Petroleos de Venezuela, SA (PDVSA), for example, manages to pull in about $50 billion per year. This sounds like a significant amount – until you take into consideration that the figure represents more than 95% of Venezuela’s foreign earnings and isn’t, as Forbes columnist Christopher Helms points out, a lot for a country of 40 million to live on.
Especially a country already on a fiscal landslide.

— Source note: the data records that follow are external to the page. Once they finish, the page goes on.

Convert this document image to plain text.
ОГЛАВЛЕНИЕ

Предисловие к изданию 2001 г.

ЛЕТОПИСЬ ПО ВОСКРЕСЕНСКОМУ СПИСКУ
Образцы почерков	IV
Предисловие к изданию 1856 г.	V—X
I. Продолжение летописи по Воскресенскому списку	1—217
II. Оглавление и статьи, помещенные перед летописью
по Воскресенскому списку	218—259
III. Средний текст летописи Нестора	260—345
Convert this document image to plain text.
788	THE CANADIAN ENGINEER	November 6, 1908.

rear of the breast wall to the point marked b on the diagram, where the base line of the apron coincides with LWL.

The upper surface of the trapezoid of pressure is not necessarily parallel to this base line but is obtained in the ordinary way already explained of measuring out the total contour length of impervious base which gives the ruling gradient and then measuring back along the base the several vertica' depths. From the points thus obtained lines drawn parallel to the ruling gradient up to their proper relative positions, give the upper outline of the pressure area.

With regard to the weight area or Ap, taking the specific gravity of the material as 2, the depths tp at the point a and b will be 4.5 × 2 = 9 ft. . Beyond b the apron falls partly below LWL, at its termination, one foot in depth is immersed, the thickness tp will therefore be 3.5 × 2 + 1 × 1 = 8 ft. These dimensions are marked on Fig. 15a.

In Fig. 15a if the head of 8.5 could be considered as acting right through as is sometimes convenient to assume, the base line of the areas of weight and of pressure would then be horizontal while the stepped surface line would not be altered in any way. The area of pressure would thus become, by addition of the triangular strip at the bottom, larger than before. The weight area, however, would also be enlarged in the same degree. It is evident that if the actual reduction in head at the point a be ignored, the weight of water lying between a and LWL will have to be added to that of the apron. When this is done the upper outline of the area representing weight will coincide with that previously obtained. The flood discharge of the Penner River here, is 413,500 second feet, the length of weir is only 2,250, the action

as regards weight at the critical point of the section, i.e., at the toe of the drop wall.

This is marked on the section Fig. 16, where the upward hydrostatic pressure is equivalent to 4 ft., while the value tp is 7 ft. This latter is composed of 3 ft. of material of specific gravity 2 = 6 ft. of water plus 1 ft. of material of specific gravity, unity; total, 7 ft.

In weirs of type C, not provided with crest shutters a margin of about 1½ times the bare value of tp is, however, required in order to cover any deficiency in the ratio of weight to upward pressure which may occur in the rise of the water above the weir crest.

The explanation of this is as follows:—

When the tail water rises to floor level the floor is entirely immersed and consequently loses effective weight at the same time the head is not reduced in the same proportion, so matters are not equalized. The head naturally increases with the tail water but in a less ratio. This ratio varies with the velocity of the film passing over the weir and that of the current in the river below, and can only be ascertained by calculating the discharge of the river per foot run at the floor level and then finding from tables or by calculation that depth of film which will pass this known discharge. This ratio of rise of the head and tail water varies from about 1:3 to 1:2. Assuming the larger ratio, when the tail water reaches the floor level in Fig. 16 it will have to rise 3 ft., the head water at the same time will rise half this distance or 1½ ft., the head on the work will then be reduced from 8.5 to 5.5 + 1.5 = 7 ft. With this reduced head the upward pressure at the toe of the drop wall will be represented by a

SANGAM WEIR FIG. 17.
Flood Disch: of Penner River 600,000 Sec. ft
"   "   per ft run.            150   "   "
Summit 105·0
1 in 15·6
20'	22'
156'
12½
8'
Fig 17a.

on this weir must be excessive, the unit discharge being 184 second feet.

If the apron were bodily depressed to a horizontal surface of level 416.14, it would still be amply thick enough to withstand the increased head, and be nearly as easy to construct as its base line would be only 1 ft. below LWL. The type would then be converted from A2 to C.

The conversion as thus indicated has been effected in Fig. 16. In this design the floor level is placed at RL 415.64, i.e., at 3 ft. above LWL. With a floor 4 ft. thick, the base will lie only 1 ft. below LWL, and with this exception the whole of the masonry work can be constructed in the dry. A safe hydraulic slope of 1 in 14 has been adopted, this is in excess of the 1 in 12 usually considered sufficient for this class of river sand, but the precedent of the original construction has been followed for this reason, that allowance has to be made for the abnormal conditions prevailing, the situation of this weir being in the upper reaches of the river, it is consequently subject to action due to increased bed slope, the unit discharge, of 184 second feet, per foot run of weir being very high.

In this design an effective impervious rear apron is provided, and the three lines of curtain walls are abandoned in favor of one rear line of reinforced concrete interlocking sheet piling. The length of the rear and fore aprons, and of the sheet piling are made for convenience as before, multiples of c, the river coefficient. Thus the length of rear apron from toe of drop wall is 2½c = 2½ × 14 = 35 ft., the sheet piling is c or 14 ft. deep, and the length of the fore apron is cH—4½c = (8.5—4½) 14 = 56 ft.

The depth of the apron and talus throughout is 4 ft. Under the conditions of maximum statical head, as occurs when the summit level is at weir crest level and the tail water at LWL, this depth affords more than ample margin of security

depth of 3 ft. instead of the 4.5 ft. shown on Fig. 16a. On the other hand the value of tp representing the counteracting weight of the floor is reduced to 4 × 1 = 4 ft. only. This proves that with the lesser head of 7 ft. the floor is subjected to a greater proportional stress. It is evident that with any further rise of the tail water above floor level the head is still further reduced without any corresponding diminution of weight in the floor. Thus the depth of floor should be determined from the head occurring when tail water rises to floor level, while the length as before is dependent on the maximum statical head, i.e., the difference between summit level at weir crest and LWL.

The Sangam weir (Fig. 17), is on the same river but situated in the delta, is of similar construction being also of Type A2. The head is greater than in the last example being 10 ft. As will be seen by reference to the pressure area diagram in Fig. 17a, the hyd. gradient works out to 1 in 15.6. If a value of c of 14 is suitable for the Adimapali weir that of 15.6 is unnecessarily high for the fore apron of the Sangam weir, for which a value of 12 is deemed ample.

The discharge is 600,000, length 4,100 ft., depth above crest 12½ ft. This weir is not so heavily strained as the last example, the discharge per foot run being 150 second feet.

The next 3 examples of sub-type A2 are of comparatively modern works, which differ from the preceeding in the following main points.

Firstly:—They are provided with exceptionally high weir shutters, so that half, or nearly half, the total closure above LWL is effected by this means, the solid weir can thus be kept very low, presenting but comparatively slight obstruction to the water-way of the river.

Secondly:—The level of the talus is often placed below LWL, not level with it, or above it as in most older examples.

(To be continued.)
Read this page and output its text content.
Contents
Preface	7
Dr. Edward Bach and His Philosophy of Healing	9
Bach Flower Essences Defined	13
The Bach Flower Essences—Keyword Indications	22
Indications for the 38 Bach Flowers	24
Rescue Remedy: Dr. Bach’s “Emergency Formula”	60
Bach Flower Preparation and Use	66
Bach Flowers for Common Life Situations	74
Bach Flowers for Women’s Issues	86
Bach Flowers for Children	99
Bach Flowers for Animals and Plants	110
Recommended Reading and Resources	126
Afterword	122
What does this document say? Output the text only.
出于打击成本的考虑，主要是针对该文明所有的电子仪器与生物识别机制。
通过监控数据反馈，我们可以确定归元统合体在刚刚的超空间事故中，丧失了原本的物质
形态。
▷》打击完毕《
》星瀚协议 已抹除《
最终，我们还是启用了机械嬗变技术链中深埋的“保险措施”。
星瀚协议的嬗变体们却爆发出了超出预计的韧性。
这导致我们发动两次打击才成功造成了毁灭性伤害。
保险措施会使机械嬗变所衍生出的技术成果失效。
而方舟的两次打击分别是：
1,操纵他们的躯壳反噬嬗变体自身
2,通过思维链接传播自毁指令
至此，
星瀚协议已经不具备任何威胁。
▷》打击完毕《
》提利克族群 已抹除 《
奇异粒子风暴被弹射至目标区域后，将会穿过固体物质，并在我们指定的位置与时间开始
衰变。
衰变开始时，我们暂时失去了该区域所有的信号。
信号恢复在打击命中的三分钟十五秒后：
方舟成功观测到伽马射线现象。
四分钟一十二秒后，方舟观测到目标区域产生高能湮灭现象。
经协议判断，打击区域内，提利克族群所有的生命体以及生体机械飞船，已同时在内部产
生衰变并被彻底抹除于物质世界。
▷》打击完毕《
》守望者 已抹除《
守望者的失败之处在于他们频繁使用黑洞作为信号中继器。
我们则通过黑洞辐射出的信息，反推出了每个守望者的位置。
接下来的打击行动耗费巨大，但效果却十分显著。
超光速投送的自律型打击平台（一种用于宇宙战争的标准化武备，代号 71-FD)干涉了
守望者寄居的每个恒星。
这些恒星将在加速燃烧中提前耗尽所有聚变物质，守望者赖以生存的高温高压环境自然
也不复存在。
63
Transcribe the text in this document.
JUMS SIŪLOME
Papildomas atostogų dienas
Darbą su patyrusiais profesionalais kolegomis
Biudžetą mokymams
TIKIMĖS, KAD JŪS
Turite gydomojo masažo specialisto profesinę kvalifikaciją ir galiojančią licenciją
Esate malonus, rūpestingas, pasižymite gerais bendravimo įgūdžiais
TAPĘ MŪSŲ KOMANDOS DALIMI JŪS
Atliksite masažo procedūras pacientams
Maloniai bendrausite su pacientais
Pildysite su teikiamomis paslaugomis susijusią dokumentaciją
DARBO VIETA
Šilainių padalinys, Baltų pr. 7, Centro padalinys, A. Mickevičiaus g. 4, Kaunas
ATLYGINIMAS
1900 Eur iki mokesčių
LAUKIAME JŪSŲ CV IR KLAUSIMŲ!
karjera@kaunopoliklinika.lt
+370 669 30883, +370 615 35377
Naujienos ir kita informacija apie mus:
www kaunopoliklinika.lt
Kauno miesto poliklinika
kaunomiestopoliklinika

The troubles noted above – exacerbated by the fact that about 100,000 barrels of oil are smuggled to Colombia each day – mean that only about a half of PDVSA’s production is actually generating cash flow. This leaves little to finance productivity increases or the building of new infrastructure – both of which will be sorely needed if the plan announced by Venezuelan officials to increase production to 6 million barrels per day by 2019 is to be realized. PDVSA has said it will cost some $257 billion to pay for the construction of pipelines, storage capacity, and other field components in its new fields, chiefly in the eastern Orinoco River basin.
Foreign Woes in the Orinoco

Orinoco Oil Belt Assessment Unit (blue line); La Luna–Quercual Total Petroleum System and East Venezuela Basin Province boundaries (red line).
Venezuela’s Orinoco is one of the world’s largest deposits of petroleum.
Venezuela’s heavy oil Orinoco Belt, also known as the Faja, contains estimated oil reserves of 1.36 billion barrels. PDVSA plans to invest nearly $200 billion in the Faja in two phases: $24 billion through 2016 to expand existing upgraders (that take heavy oil and transform it into something exportable) and another $108 billion after 2016 on new upgrades and infrastructure. The rest of the money will be dedicated to drilling wells and other underground operations.
In order to shoulder the financial burden of ramping up production in the Orinoco, PDVSA has taken on substantial foreign investment, which has come from minority partners comprising a veritable “Who’s Who” of international oil: Chevron from the US, Norway’s Statoil , China’s CNPC, and Spain’s Repsol YPF, among many others.
But despite being in a position of needing their help, PDVSA has a history of arrogance when it comes to its dealings with its foreign partners. The company has, at times, threatened to take away their licenses or stop them repatriating dividend payments – and even confiscated the assets of ExxonMobil and ConocoPhillips in 2012.
Foreign companies have complained about work in the Orinoco being held up by lack of infrastructure, uncertainty over taxes, delays in payments from PDVSA, and what they called the state-run company’s autocratic behavior. In fact, Venezuela’s Malaysian partner, Petronas, bolted from the Orinoco development in September 2013. And Russian Lukoil wasn’t far behind, exiting in October.
In response, the government has said it will allow foreign partners to assume a more active role in heavy oil joint ventures. Caracas has even vowed to permit the international contingents more autonomy to make decisions on investments and operations.
While that salve won’t solve all of Venezuela’s problems, it is a step in the right direction – particularly for a nation that sits upon so much oil but is hardly sitting pretty.